October 21, 1990|By Jason Cole | Jason Cole,Peninsula Times Tribune

PALO ALTO, CALIF — PALO ALTO, Calif. -- After a year of assimilating the language and the culture, Golden State Warriors guard Sarunas Marciulionis has to make his most important transition: He has to show he understands how to play in the National Basketball Association.

That statement may seem strange, considering Marciulionis' vast skills, startling strength and relative success as a rookie last season. Marciulionis averaged 12.1 points (sixth among NBA rookies) and shot 51.9 percent from the field.

But the 6-foot-5 Lithuanian has a lot to prove in terms of making an overall impact as Golden State opens the preseason Tuesday night against the Seattle SuperSonics in Spokane, Wash.
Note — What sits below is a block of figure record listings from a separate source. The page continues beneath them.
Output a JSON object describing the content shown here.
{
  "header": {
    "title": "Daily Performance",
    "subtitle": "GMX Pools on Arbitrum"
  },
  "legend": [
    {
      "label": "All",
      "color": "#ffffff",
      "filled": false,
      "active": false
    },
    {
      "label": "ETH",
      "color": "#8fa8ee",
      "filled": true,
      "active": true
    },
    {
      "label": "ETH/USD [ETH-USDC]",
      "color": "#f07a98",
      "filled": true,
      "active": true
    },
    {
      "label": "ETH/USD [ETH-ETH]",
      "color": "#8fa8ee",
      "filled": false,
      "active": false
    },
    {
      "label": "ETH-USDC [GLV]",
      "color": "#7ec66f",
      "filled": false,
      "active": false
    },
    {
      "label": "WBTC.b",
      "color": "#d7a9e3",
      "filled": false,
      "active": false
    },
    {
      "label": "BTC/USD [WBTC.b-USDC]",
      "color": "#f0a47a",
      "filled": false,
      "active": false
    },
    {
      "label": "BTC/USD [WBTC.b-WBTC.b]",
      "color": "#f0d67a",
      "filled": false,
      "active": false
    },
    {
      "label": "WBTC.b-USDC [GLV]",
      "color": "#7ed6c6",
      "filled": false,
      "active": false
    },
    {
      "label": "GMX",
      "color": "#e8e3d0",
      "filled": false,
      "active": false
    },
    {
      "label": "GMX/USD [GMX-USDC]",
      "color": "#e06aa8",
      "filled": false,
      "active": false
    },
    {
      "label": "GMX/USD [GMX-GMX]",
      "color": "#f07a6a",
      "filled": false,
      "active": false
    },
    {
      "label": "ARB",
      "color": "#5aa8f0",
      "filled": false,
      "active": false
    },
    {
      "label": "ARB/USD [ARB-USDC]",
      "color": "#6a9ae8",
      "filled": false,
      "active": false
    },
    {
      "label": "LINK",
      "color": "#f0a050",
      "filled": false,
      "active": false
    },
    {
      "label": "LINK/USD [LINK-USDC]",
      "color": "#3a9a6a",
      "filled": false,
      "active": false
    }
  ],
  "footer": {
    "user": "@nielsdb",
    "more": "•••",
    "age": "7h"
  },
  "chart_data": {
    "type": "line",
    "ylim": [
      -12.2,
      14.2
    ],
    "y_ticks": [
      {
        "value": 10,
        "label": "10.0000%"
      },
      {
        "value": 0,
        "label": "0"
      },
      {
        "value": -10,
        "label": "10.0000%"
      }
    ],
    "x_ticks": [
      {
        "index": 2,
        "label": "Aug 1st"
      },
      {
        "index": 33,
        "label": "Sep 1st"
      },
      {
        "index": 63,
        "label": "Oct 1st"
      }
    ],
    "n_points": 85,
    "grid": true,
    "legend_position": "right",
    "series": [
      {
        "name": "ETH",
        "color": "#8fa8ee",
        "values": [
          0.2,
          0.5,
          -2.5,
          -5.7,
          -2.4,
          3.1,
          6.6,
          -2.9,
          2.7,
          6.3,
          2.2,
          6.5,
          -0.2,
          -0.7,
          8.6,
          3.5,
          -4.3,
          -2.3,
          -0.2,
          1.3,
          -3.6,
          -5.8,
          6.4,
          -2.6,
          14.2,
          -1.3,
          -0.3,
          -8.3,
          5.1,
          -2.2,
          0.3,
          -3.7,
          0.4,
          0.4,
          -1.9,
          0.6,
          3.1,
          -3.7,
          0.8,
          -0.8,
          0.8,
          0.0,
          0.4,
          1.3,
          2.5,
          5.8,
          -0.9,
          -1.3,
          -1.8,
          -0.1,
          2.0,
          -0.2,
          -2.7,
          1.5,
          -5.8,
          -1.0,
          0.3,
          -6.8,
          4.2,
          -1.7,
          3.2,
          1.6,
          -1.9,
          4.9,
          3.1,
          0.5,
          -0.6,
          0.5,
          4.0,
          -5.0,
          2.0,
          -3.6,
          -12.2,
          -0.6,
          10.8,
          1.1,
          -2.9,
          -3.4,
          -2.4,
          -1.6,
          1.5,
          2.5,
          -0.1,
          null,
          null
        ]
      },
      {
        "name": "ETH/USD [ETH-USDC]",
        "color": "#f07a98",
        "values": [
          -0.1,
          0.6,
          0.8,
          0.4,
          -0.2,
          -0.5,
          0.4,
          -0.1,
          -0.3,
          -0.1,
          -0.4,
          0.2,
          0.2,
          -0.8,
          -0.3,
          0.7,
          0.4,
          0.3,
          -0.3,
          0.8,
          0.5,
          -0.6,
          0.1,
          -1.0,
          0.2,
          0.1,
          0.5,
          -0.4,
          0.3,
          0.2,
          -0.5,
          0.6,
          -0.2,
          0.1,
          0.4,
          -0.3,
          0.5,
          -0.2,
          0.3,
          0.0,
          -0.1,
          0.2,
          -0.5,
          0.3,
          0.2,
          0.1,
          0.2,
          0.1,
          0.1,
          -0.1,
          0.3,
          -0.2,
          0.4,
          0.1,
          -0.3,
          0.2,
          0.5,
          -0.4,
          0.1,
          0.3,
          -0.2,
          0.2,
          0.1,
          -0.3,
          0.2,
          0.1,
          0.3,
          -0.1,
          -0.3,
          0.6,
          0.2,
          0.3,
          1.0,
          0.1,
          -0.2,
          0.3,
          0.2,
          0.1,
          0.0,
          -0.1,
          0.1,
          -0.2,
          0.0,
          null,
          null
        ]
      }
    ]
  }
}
It's a transition the Warriors spent most of the off-season working on.

With high-scoring swingman Terry Teagle gone to the Los Angeles Lakers, Marciulionis' role will take on a new dimension. More to the point, his role will be more important because he will be the Warriors' top scorer off the bench and should be the top replacement for Mitch Richmond and Chris Mullin.

In addition, he will be expected to play in the crucial situations in which coach Don Nelson went to someone else a year ago. In almost every close game last season, Marciulionis was on the bench in the final minutes.
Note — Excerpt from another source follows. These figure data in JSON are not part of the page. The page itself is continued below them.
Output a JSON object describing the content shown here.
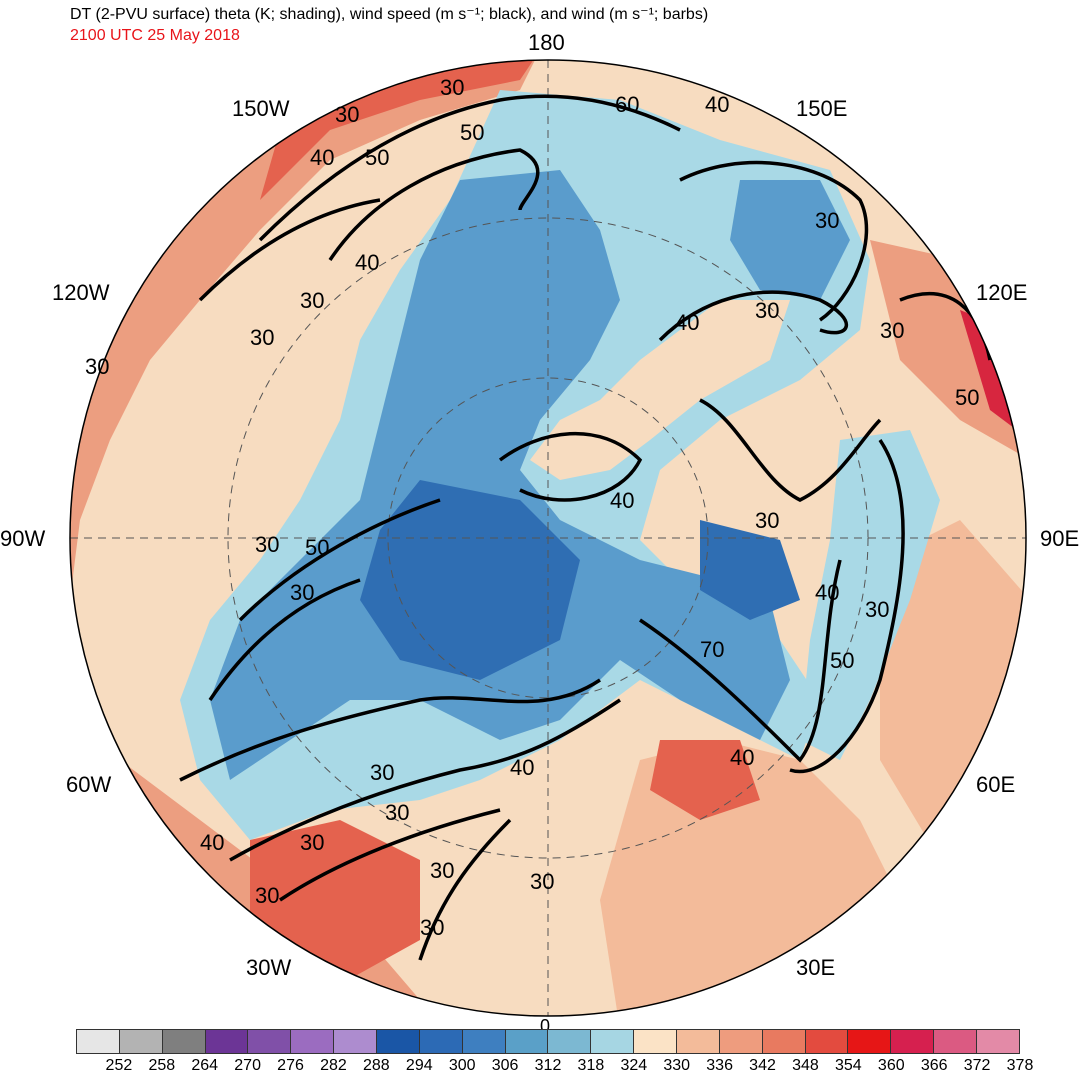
{
  "header": {
    "title": "DT (2-PVU surface) theta (K; shading), wind speed (m s⁻¹; black), and wind (m s⁻¹; barbs)",
    "valid_time": "2100 UTC 25 May 2018"
  },
  "map": {
    "projection": "north polar stereographic",
    "longitude_labels": {
      "top": "180",
      "bottom": "0",
      "left": "90W",
      "right": "90E",
      "upper_left_1": "150W",
      "upper_left_2": "120W",
      "upper_right_1": "150E",
      "upper_right_2": "120E",
      "lower_left_1": "60W",
      "lower_left_2": "30W",
      "lower_right_1": "60E",
      "lower_right_2": "30E"
    },
    "contour_labels": [
      "30",
      "30",
      "40",
      "40",
      "50",
      "50",
      "60",
      "40",
      "30",
      "30",
      "40",
      "30",
      "30",
      "30",
      "50",
      "40",
      "30",
      "30",
      "50",
      "30",
      "40",
      "30",
      "30",
      "30",
      "40",
      "70",
      "40",
      "50",
      "30",
      "40",
      "30",
      "30",
      "30",
      "30",
      "30"
    ],
    "colors": {
      "cold_deep": "#2f6eb3",
      "cold_mid": "#5a9ccc",
      "cool": "#a9d9e6",
      "neutral": "#f7dcc0",
      "warm": "#ec9e80",
      "hot": "#e4624e",
      "very_hot": "#d7263f"
    }
  },
  "colorbar": {
    "ticks": [
      "252",
      "258",
      "264",
      "270",
      "276",
      "282",
      "288",
      "294",
      "300",
      "306",
      "312",
      "318",
      "324",
      "330",
      "336",
      "342",
      "348",
      "354",
      "360",
      "366",
      "372",
      "378"
    ],
    "colors": [
      "#e6e6e6",
      "#b3b3b3",
      "#7f7f7f",
      "#6c3596",
      "#8050a8",
      "#9b6cc0",
      "#ad8ccf",
      "#1a56a6",
      "#2c6ab5",
      "#3e7fc0",
      "#5aa0c8",
      "#7cb8d2",
      "#a6d6e3",
      "#fbe3c6",
      "#f3bb9a",
      "#ee9c7e",
      "#e87a60",
      "#e34b3f",
      "#e61616",
      "#d6204f",
      "#db5a82",
      "#e38aa7"
    ]
  }
}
"I think he's going to be better than a year ago," Nelson said. "His minutes should stay the same, even though we won't go with the small lineup as much as we did last year."

Nelson quickly added the main point: "Sarunas has to take the open shot."
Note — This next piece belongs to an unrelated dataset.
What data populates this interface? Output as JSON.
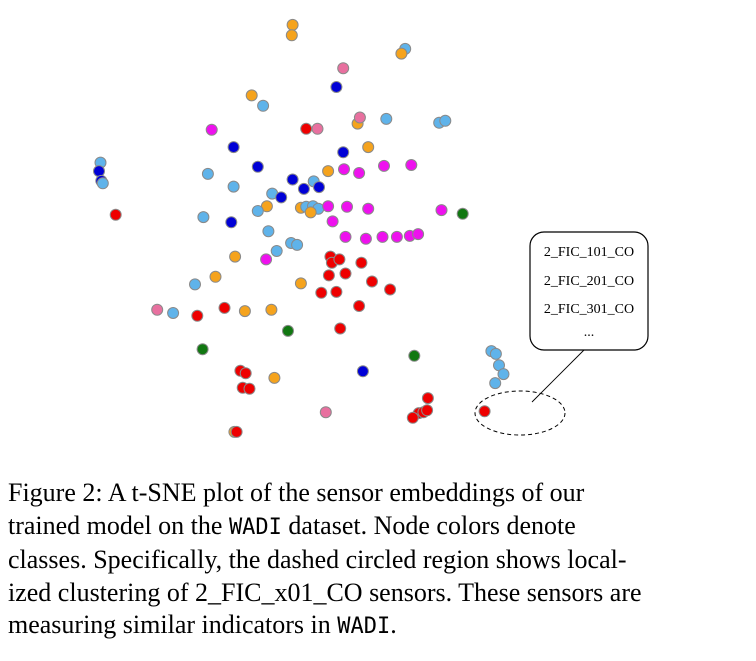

Last season, Marciulionis was the king of overpassing on a team where the goal is to get the best shot as quickly as possible.

Marciulionis was conditioned in Europe to the passing game dictated by the 45-second clock. In the NBA, with the 24-second clock and the Warriors' fast-paced style, the goal is get the first good shot.

"In Europe, it's not considered good to shoot over someone's hand. In NBA, it's normal," said Marciulionis, who played in both of the Warriors' free agent/rookie camps and on the team's Los Angeles Summer League team.

"Last year, I didn't have rights to take the shot. I was looking for the more experienced players. I think all rights are even now, so I take the shot. . . I must be ready to shoot."

That's especially true of someone coming off the bench. Marciulionis had by far his best games as a starter last season when Richmond was hurt, but don't look for those two to exchange roles.

What also must improve is Marciulionis' defense. Again, because European basketball is looser defensively and the overall talent is not as deep as the NBA, Marciulionis had a hard time adjusting to the body contact required.